RDA Visits Serpentine Pavilion
12.09.22
The Rodić Davidson team recently visited this year’s Serpentine Pavilion located at the Serpentine Galleries in Kensington Gardens. Designed by the Chicago-based artist Theaster Gates, with the architectural support of Adjaye Associates, the Black Chapel is the largest pavilion to ever be built on the site. Taking inspiration from the bottle kilns of Stoke-on Trent, traditional African structures and other architectural interventions, the pavilion pays homage to Hungarian and African sacred practices. The space has been conceived to merge architecture and live music, making it a place for contemplation and meditation.
Architecture of the Serpentine Pavilion
The light-weight frame has been cleverly built using a combination of timber and steel, leaving the structure exposed and visible from the inside. Metal web joists act as columns which are then restrained by a horizontal timber frame and clad with plywood panels. Metal web or ‘Posi joist’ systems are typically used in floors for residential buildings, and allows the frame to span 10 metres high, optimising the volume of the internal space, and at the same time being environmentally sustainable and fully demountable. The roof has been formed using Posi Rafters which radiate from the oculus, as well as utilising steel tension and compression rings.

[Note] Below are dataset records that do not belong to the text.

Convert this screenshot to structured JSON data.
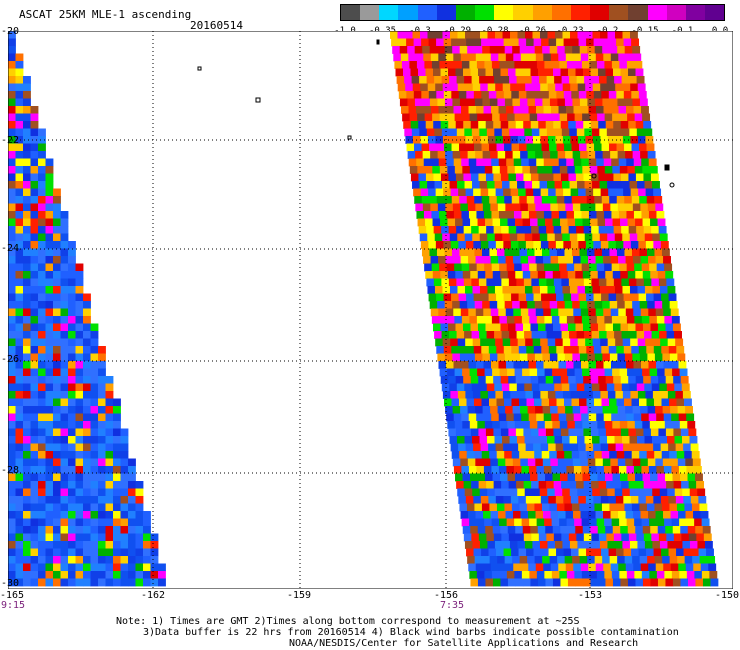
{
  "header": {
    "title": "ASCAT 25KM MLE-1 ascending",
    "date": "20160514"
  },
  "colorbar": {
    "ticks": [
      "-1.0",
      "-0.35",
      "-0.3",
      "-0.29",
      "-0.28",
      "-0.26",
      "-0.23",
      "-0.2",
      "-0.15",
      "-0.1",
      "0.0"
    ],
    "colors": [
      "#4d4d4d",
      "#9a9a9a",
      "#00d7ff",
      "#00a0ff",
      "#2060ff",
      "#1030e0",
      "#00b000",
      "#00e000",
      "#ffff00",
      "#ffd000",
      "#ffa000",
      "#ff7000",
      "#ff2000",
      "#e00000",
      "#a05020",
      "#704030",
      "#ff00ff",
      "#d000c0",
      "#8000a0",
      "#600090"
    ]
  },
  "axes": {
    "lat_labels": [
      "-20",
      "-22",
      "-24",
      "-26",
      "-28",
      "-30"
    ],
    "lon_labels": [
      "-165",
      "-162",
      "-159",
      "-156",
      "-153",
      "-150"
    ]
  },
  "times": [
    "9:15",
    "7:35"
  ],
  "notes": {
    "line1": "Note: 1) Times are GMT 2)Times along bottom correspond to measurement at ~25S",
    "line2": "3)Data buffer is 22 hrs from 20160514 4) Black wind barbs indicate possible contamination",
    "line3": "NOAA/NESDIS/Center for Satellite Applications and Research"
  },
  "palette": {
    "blue": [
      "#2060ff",
      "#1040e8",
      "#3070ff",
      "#1050f0",
      "#2080ff"
    ],
    "mixed": [
      "#ff2000",
      "#ffa000",
      "#ffff00",
      "#00b000",
      "#2060ff",
      "#ff7000",
      "#e00000",
      "#ffd000",
      "#00e000",
      "#a05020",
      "#ff00ff",
      "#1030e0"
    ],
    "warm": [
      "#ff2000",
      "#e00000",
      "#ffa000",
      "#ff7000",
      "#a05020",
      "#ff00ff",
      "#704030",
      "#ffd000",
      "#ff00ff"
    ]
  }
}
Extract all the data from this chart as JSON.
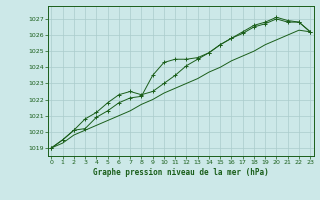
{
  "xlabel": "Graphe pression niveau de la mer (hPa)",
  "ylim": [
    1018.5,
    1027.8
  ],
  "xlim": [
    -0.3,
    23.3
  ],
  "yticks": [
    1019,
    1020,
    1021,
    1022,
    1023,
    1024,
    1025,
    1026,
    1027
  ],
  "xticks": [
    0,
    1,
    2,
    3,
    4,
    5,
    6,
    7,
    8,
    9,
    10,
    11,
    12,
    13,
    14,
    15,
    16,
    17,
    18,
    19,
    20,
    21,
    22,
    23
  ],
  "background_color": "#cce8e8",
  "grid_color": "#aacccc",
  "line_color": "#1a5e1a",
  "line1_x": [
    0,
    1,
    2,
    3,
    4,
    5,
    6,
    7,
    8,
    9,
    10,
    11,
    12,
    13,
    14,
    15,
    16,
    17,
    18,
    19,
    20,
    21,
    22,
    23
  ],
  "line1_y": [
    1019.0,
    1019.3,
    1019.8,
    1020.1,
    1020.4,
    1020.7,
    1021.0,
    1021.3,
    1021.7,
    1022.0,
    1022.4,
    1022.7,
    1023.0,
    1023.3,
    1023.7,
    1024.0,
    1024.4,
    1024.7,
    1025.0,
    1025.4,
    1025.7,
    1026.0,
    1026.3,
    1026.2
  ],
  "line2_x": [
    0,
    1,
    2,
    3,
    4,
    5,
    6,
    7,
    8,
    9,
    10,
    11,
    12,
    13,
    14,
    15,
    16,
    17,
    18,
    19,
    20,
    21,
    22,
    23
  ],
  "line2_y": [
    1019.0,
    1019.5,
    1020.1,
    1020.2,
    1020.9,
    1021.3,
    1021.8,
    1022.1,
    1022.2,
    1023.5,
    1024.3,
    1024.5,
    1024.5,
    1024.6,
    1024.9,
    1025.4,
    1025.8,
    1026.1,
    1026.5,
    1026.7,
    1027.0,
    1026.8,
    1026.8,
    1026.2
  ],
  "line3_x": [
    0,
    1,
    2,
    3,
    4,
    5,
    6,
    7,
    8,
    9,
    10,
    11,
    12,
    13,
    14,
    15,
    16,
    17,
    18,
    19,
    20,
    21,
    22,
    23
  ],
  "line3_y": [
    1019.0,
    1019.5,
    1020.1,
    1020.8,
    1021.2,
    1021.8,
    1022.3,
    1022.5,
    1022.3,
    1022.5,
    1023.0,
    1023.5,
    1024.1,
    1024.5,
    1024.9,
    1025.4,
    1025.8,
    1026.2,
    1026.6,
    1026.8,
    1027.1,
    1026.9,
    1026.8,
    1026.2
  ]
}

To further produce the intended meditative environment, seven paintings by Gates are hung within the chapel. The series of paintings displays several roofing strategies in honour of his father’s craft as a roofer – utilising techniques such as torch down which requires an open flame to heat a material and bond it to a surface.
The team took time to appreciate the structural and conceptual themes of the Serpentine Pavilion, allowing themselves to be enveloped during a calming and meditative afternoon visit.